The six-minute-long scene comes a little over an hour into the movie, after a lot of build up. They’ve kissed, been caught, and finallydecided to go for it, getting a hotel room. The scene is so drenched with tension, you can smell it. There’s a tenderness as Ronit removes Esti’s sheitel and unsnaps her leotard. The women remain clothed as they moan, fingers in each other’s mouth, in underwear, tongues wildly searching for each other. The money shot comes with Ronit tenderly holding Esti’s head as Esti opens her mouth, moaning, tongue pulsing, waiting for Ronit to spit in it. Although the scene is extreme, it’s incredibly hot and realistic for forgoing unrealistic acrobatics, and because the women stay clothed, the male gaze doesn’t invite us to evaluate their bodies.

In contrast to this is the sex between Esti and her husband, a rote affair that happens every Friday. In a somber and slow scene, we are shown Dovid and Esti undressing and getting into bed to consummate their marriage. It is a clinical scene, devoid of passion, in which a husband and a wife who hold each other dear are made aware of the painful differences that separate them and how their obligations stop them from living otherwise. Dovid is a devoted and gentle husband, but that doesn’t alleviate the structure of dominance in which he and Esti live.

Queerness inherently defines itself against the status quo, against normalcy, so it’s a bit of a misnomer to have a film that’s both queer and mainstream or popular. In their book Queer Cinema in the World, Karl Schoonover and Rosaline Galt explain that popular depictions of out lesbian and gay men read as Western neocolonialism rather than as queer radicality: “Critiques of homonormativity find troubling precisely those places where formerly oppositional LGBT activism has fallen for the trappings of the mainstream, limiting queer aspiration to the same bourgeois citizenship, repressive institutions, and limited lives that hetero society prescribes.”
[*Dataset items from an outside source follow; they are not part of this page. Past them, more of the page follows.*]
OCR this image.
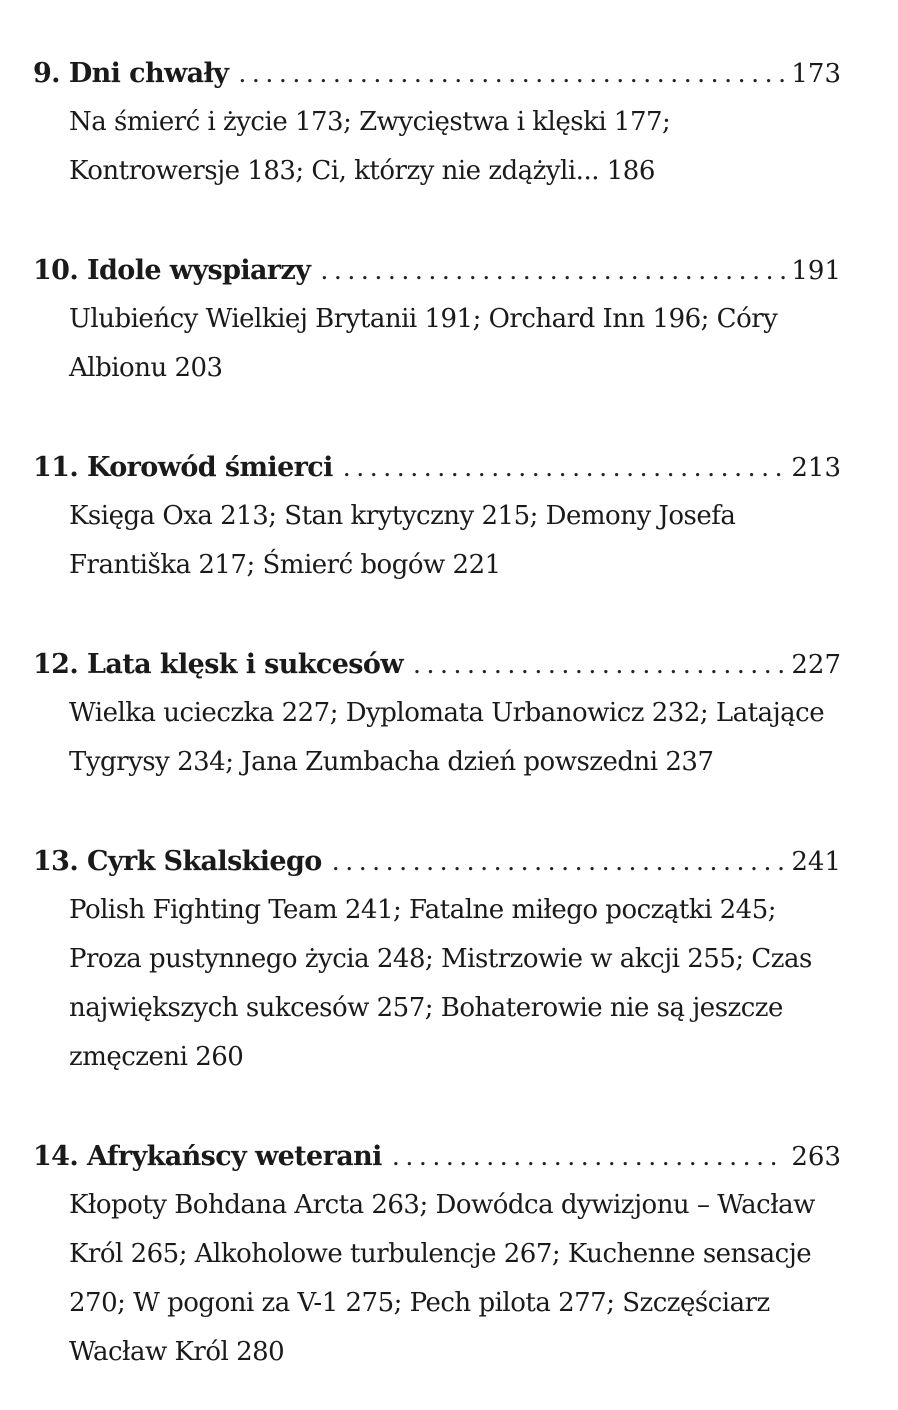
9. Dni chwały . . .	173
Na śmierć i życie 173; Zwycięstwa i klęski 177; Kontrowersje 183; Ci, którzy nie zdążyli... 186
10. Idole wyspiarzy . . .	191
Ulubieńcy Wielkiej Brytanii 191; Orchard Inn 196; Córy Albionu 203
11. Korowód śmierci . . .	213
Księga Oxa 213; Stan krytyczny 215; Demony Josefa Františka 217; Śmierć bogów 221
12. Lata klęsk i sukcesów . . .	227
Wielka ucieczka 227; Dyplomata Urbanowicz 232; Latające Tygrysy 234; Jana Zumbacha dzień powszedni 237
13. Cyrk Skalskiego . . .	241
Polish Fighting Team 241; Fatalne miłego początki 245; Proza pustynnego życia 248; Mistrzowie w akcji 255; Czas największych sukcesów 257; Bohaterowie nie są jeszcze zmęczeni 260
14. Afrykańscy weterani . . .	263
Kłopoty Bohdana Arcta 263; Dowódca dywizjonu – Wacław Król 265; Alkoholowe turbulencje 267; Kuchenne sensacje 270; W pogoni za V-1 275; Pech pilota 277; Szczęściarz Wacław Król 280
If heteronormativity holds the “regular is best” approach to sex, it means that good queer sex scenes will often, if not always, surprise the critic by reaching out for the unexpected. The critic’s appeals to realism or to a proper representation of sex will always be misguided because queerness is in its own meaning an expression of defiance of norm and of freedom. We deserve more lesbian sex scenes like the one in Disobedience; lesbians deserve sex scenes that slap, sex scenes that are willing to challenge our expectations of what is realistic in sex, and that inspire us to move and imagine beyond the habitual, for a way of life that can hold together love, pleasure, freedom, and nastiness.